Eleştiri: Özellikle aksiyon türü filmlerden tanıdığım Denzel Washington, kendisi ile özdeşleştiremediğim Whip karakterini de başarı ile canlandırdı. Hep iyiyi sergileyecek değil ya kötü adamı da  başarı ile filmin sonunda örnek alınacak insana çevirmeyi başardı. 

Filmindeki diğer karakterler Whip yanında sönük kalıyorlar. Buna rağmen Whip'in avukatı rolündeki Don Cheadle, ki kendisini Hotel Rwanda filmindeki otel müdürü rolü ile kanıtladığını düşünüyorum, Whip'e karşı emin tavırları ile neredeyse Whip'i bastırıyordu. Bir an Whip'i alkolden kurtaracak diye düşünürken, Whip'in sorumsuz karakteri baskın çıkarak son son anda Don karakterini bastırmış oldu. 

Whip'in genç sevgilisi Nicole rolündeki Kelly Reilly benim için yeni bir karakter olmakla beraber eroin, esrar bağımlısı rolünü bayağı iyi canlandırmış. 

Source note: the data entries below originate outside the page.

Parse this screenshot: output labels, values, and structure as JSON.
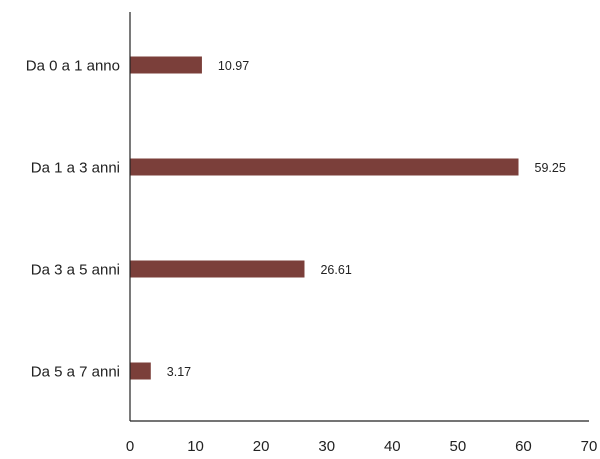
{
  "chart_data": {
    "type": "bar",
    "orientation": "horizontal",
    "title": "",
    "xlabel": "",
    "ylabel": "",
    "categories": [
      "Da 0 a 1 anno",
      "Da 1 a 3 anni",
      "Da 3 a 5 anni",
      "Da 5 a 7 anni"
    ],
    "values": [
      10.97,
      59.25,
      26.61,
      3.17
    ],
    "value_labels": [
      "10.97",
      "59.25",
      "26.61",
      "3.17"
    ],
    "xlim": [
      0,
      70
    ],
    "xticks": [
      0,
      10,
      20,
      30,
      40,
      50,
      60,
      70
    ],
    "xtick_labels": [
      "0",
      "10",
      "20",
      "30",
      "40",
      "50",
      "60",
      "70"
    ],
    "grid": false,
    "legend": "none",
    "bar_color": "#7b3f3a",
    "axis_color": "#222222"
  }
}
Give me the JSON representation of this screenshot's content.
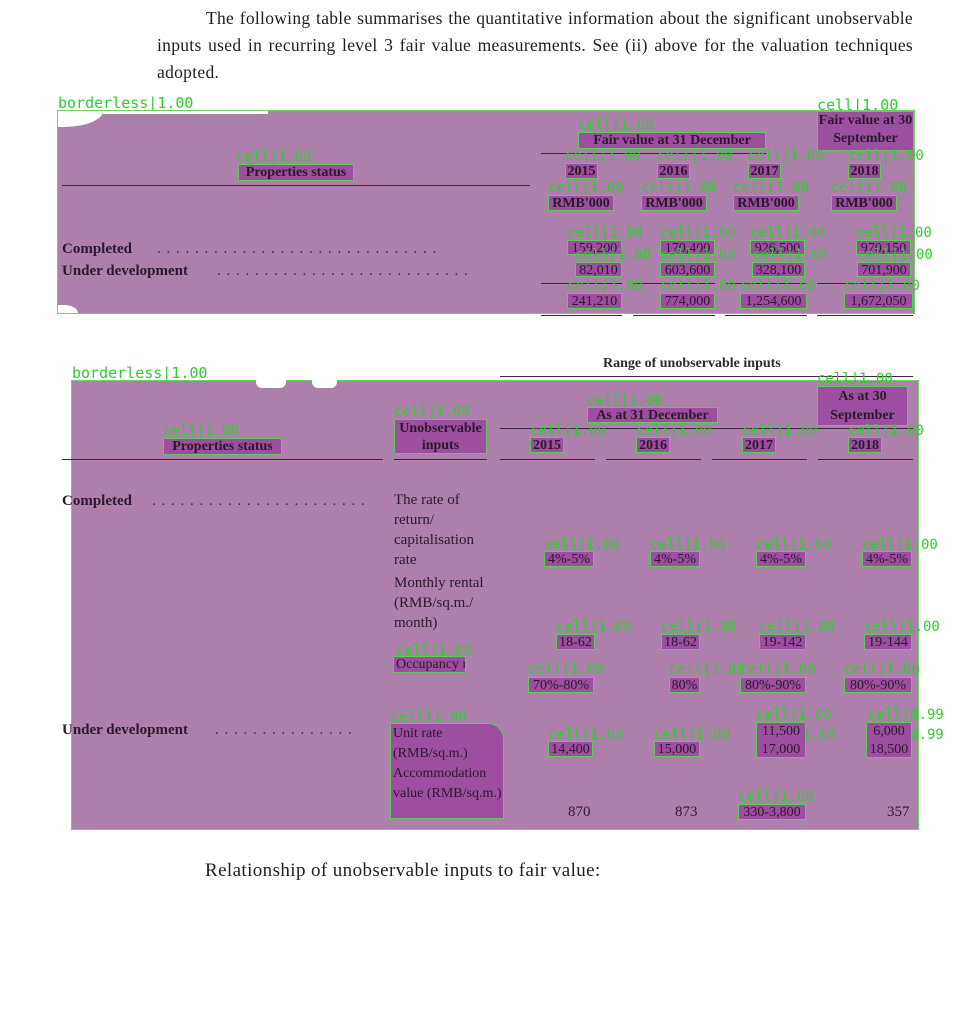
{
  "intro": {
    "text": "The following table summarises the quantitative information about the significant unobservable inputs used in recurring level 3 fair value measurements. See (ii) above for the valuation techniques adopted."
  },
  "table1": {
    "region_label": "borderless|1.00",
    "header": {
      "properties_status": "Properties status",
      "group_heading": "Fair value at 31 December",
      "last_col_heading": "Fair value at 30 September",
      "years": [
        "2015",
        "2016",
        "2017",
        "2018"
      ],
      "unit": "RMB'000"
    },
    "rows": [
      {
        "label": "Completed",
        "dots": ". . . . . . . . . . . . . . . . . . . . . . . . . . . . . .",
        "values": [
          "159,200",
          "170,400",
          "926,500",
          "970,150"
        ]
      },
      {
        "label": "Under development",
        "dots": ". . . . . . . . . . . . . . . . . . . . . . . . . . .",
        "values": [
          "82,010",
          "603,600",
          "328,100",
          "701,900"
        ]
      }
    ],
    "totals": [
      "241,210",
      "774,000",
      "1,254,600",
      "1,672,050"
    ],
    "tags": {
      "region_right": "cell|1.00",
      "cell": "cell|1.00"
    }
  },
  "table2": {
    "region_label": "borderless|1.00",
    "top_heading": "Range of unobservable inputs",
    "header": {
      "properties_status": "Properties status",
      "unobservable_inputs": "Unobservable inputs",
      "group_heading": "As at 31 December",
      "last_col_heading": "As at 30 September",
      "years": [
        "2015",
        "2016",
        "2017",
        "2018"
      ]
    },
    "completed": {
      "label": "Completed",
      "dots": ". . . . . . . . . . . . . . . . . . . . . . .",
      "inputs": [
        {
          "name": "The rate of return/ capitalisation rate",
          "values": [
            "4%-5%",
            "4%-5%",
            "4%-5%",
            "4%-5%"
          ]
        },
        {
          "name": "Monthly rental (RMB/sq.m./ month)",
          "values": [
            "18-62",
            "18-62",
            "19-142",
            "19-144"
          ]
        },
        {
          "name": "Occupancy rate",
          "values": [
            "70%-80%",
            "80%",
            "80%-90%",
            "80%-90%"
          ]
        }
      ]
    },
    "under_development": {
      "label": "Under development",
      "dots": ". . . . . . . . . . . . . . .",
      "inputs": [
        {
          "name": "Unit rate (RMB/sq.m.)",
          "values": [
            "14,400",
            "15,000",
            "11,500 17,000",
            "6,000 18,500"
          ]
        },
        {
          "name": "Accommodation value (RMB/sq.m.)",
          "values": [
            "870",
            "873",
            "330-3,800",
            "357"
          ]
        }
      ]
    },
    "tags": {
      "cell": "cell|1.00",
      "cell_099": "cell|0.99"
    }
  },
  "caption": "Relationship of unobservable inputs to fair value:"
}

Puanlama: 10 üzerinden 7. - Uçak kazası, uçak kaçırma konuları Hollywood tarafından temcit pilavı gibi önümüze çıkarılıyor. Kaza sonrası kaptan pilotun psikolojik analizi orijinal bir konu. Soruşturma komisyonu sahnesi biraz kısa geçiştirilmiş. Whip'in cezaevine giriş sürecindeki iyi hali atlanarak doğrudan cezaevinde geçirdiği ilk bir yılın sonrasındaki bölüme geçiş çok hızlı. Eksikliklere rağmen izlemeye değer bir film. 
İyi eğlenceler.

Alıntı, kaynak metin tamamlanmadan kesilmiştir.